Le Cameroun dénonce l’usurpation de son pavillon par le pétrolier fantôme Tagor

Le pétrolier Tagor, parti de Mourmansk en Russie, a été intercepté le 31 mai dernier à environ 400 milles nautiques (soit près de 740 kilomètres) à l’ouest de la Bretagne, suspecté d’arborer frauduleusement le pavillon camerounais. Après une vérification de nationalité en mer conformément à l’article 110 de la Convention des Nations unies sur le droit de la mer (UNCLOS), le navire a été escorté par la Marine nationale française et détourné vers la France.

Yaoundé condamne l’usage frauduleux de son pavillon

Dans une déclaration lue sur la radio publique, le ministre camerounais des Transports, Jean Ernest Masséna Ngalle Bibehe, a affirmé que le Tagor « n’apparaît dans aucun registre officiel des navires autorisés à battre pavillon camerounais ». Il a condamné « avec rigueur l’utilisation frauduleuse et abusive des attributs de la nationalité camerounaise » et appelé « la communauté internationale à prendre des mesures drastiques contre de tels abus ». Yaoundé a également réaffirmé son engagement à poursuivre « le processus d’assainissement et de modernisation de son registre des pavillons ».

Cette prise de position officielle vise à éloigner le Cameroun de toute association avec un navire appartenant à ce que les autorités maritimes appellent la « flotte fantôme », c’est-à-dire des bâtiments utilisés pour acheminer par mer du pétrole sous sanctions vers les marchés internationaux. L’affaire met en lumière la vulnérabilité des registres de pavillons nationaux face à des acteurs cherchant à contourner les mécanismes de contrôle.
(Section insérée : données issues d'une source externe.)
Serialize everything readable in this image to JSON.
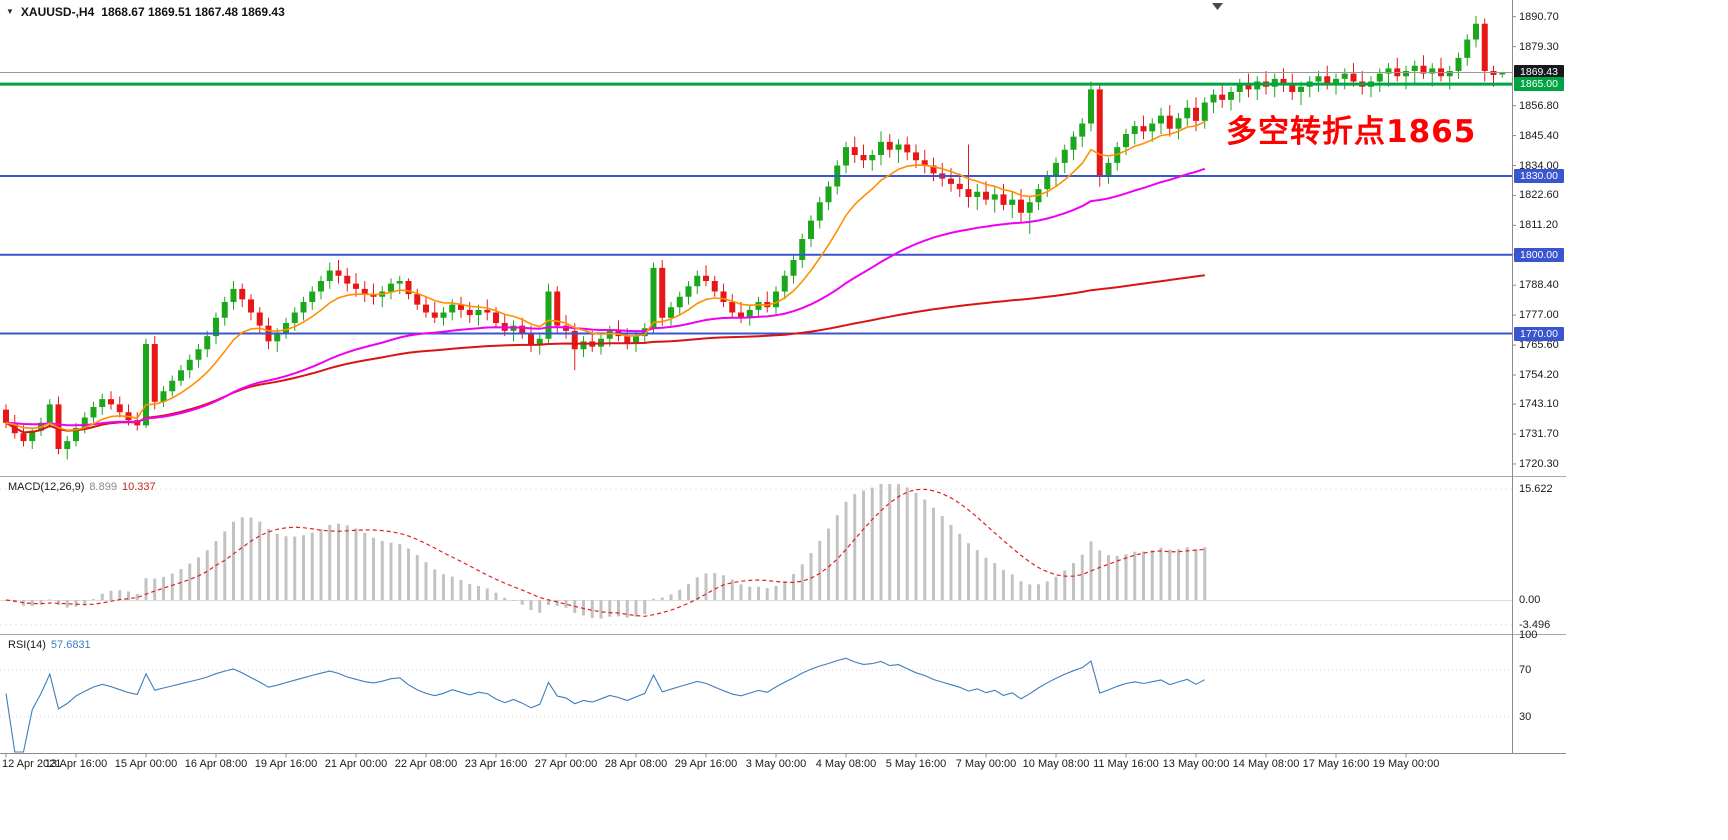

Quatrième interception française depuis septembre 2025

Selon les autorités maritimes, l’interception du Tagor s’inscrit dans une série d’opérations françaises ciblant cette flotte opaque. Il s’agit de la quatrième intervention du genre depuis septembre 2025. Après les inspections, l’affaire a été confiée au parquet de Brest, compétent en matière maritime.

Le navire est ancré depuis le 2 juin dans la baie de Douarnenez, dans le Finistère, dans le cadre d’une enquête judiciaire en cours. La multiplication de ces interceptions en mer traduit un durcissement des contrôles européens sur les filières d’exportation de pétrole qui contournent les régimes de sanctions internationaux.